Effective suppression of deep interface states and dielectric trapping in SiNx/GaN metal-insulator-semiconductor structures by a SiOxNy interfacial layer grown by plasma-enhanced atomic layer deposition

Abstract

A 3 nm-thick SiOxNy grown by plasma-enhanced atomic layer deposition (PEALD) at 500 °C is utilized as the interfacial layer to suppress the deep interface states and dielectric trapping in SiNx/GaN metal-insulator-semiconductor (MIS) structures. It is capable of protecting the GaN surface from decomposing during the growth of SiNx dielectric by low-pressure chemical vapor deposition (LPCVD) at a relatively high temperature of 780 °C. The SiNx/GaN interface with the PEALD-SiOxNy interfacial layer features a sharp interface, a remarkably reduced threshold voltage hysteresis (ΔVTH) as well as suppressed interface state density.
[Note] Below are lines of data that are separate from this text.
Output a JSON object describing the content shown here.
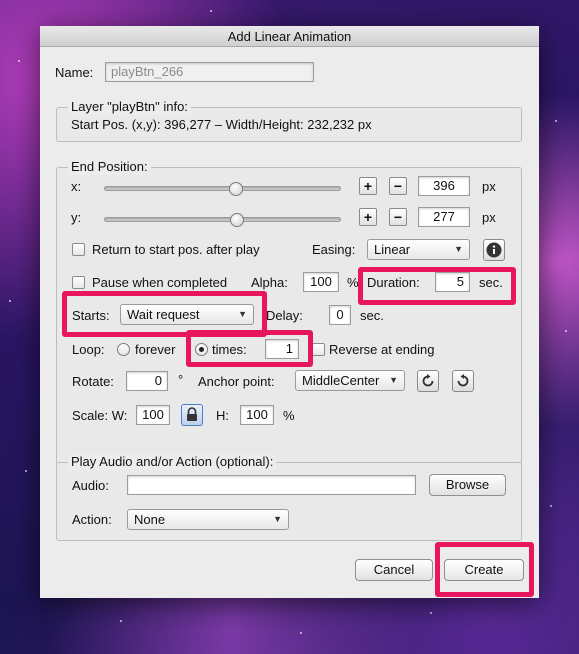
{
  "dialog": {
    "title": "Add Linear Animation"
  },
  "name": {
    "label": "Name:",
    "value": "playBtn_266"
  },
  "layer_info": {
    "legend": "Layer \"playBtn\" info:",
    "text": "Start Pos. (x,y): 396,277 – Width/Height: 232,232 px"
  },
  "end_position": {
    "legend": "End Position:",
    "x": {
      "label": "x:",
      "value": "396",
      "unit": "px",
      "plus": "+",
      "minus": "−"
    },
    "y": {
      "label": "y:",
      "value": "277",
      "unit": "px",
      "plus": "+",
      "minus": "−"
    },
    "return_label": "Return to start pos. after play",
    "easing": {
      "label": "Easing:",
      "value": "Linear"
    },
    "pause_label": "Pause when completed",
    "alpha": {
      "label": "Alpha:",
      "value": "100",
      "unit": "%"
    },
    "duration": {
      "label": "Duration:",
      "value": "5",
      "unit": "sec."
    },
    "starts": {
      "label": "Starts:",
      "value": "Wait request"
    },
    "delay": {
      "label": "Delay:",
      "value": "0",
      "unit": "sec."
    },
    "loop": {
      "label": "Loop:",
      "forever_label": "forever",
      "times_label": "times:",
      "times_value": "1",
      "reverse_label": "Reverse at ending"
    },
    "rotate": {
      "label": "Rotate:",
      "value": "0",
      "unit": "°"
    },
    "anchor": {
      "label": "Anchor point:",
      "value": "MiddleCenter"
    },
    "scale": {
      "label_w": "Scale: W:",
      "w_value": "100",
      "label_h": "H:",
      "h_value": "100",
      "unit": "%"
    }
  },
  "audio_section": {
    "legend": "Play Audio and/or Action (optional):",
    "audio_label": "Audio:",
    "audio_value": "",
    "browse_label": "Browse",
    "action_label": "Action:",
    "action_value": "None"
  },
  "buttons": {
    "cancel": "Cancel",
    "create": "Create"
  },
  "highlight_color": "#e8175d"
}
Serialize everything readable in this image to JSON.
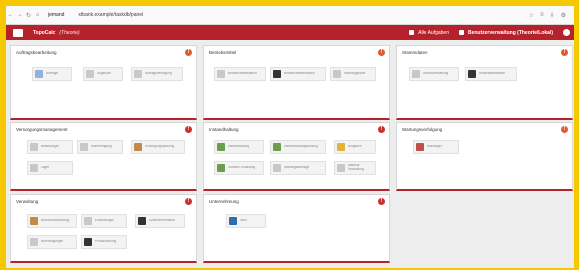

The conduction band offset (ΔEC) between the LPCVD-SiNx dielectric and GaN increases from 2.67 to 3.77 eV by the PEALD-SiOxNy interfacial layer. It is verified by isothermal capture transient as well as constant-capacitance deep-level transient spectroscopy (CC-DLTS) measurements that the electron-trapping by the bulk states of EC-ET ∼ 1.1 eV in the LPCVD-SiNx dielectric and the deep interface states, can be effectively blocked by the PEALD-SiOxNy interfacial layer at high gate bias. The LPCVD-SiNx/ PEALD-SiOxNy bilayer could be a compelling gate dielectric for III-nitride MIS high-electron-mobility transistors (HEMTs).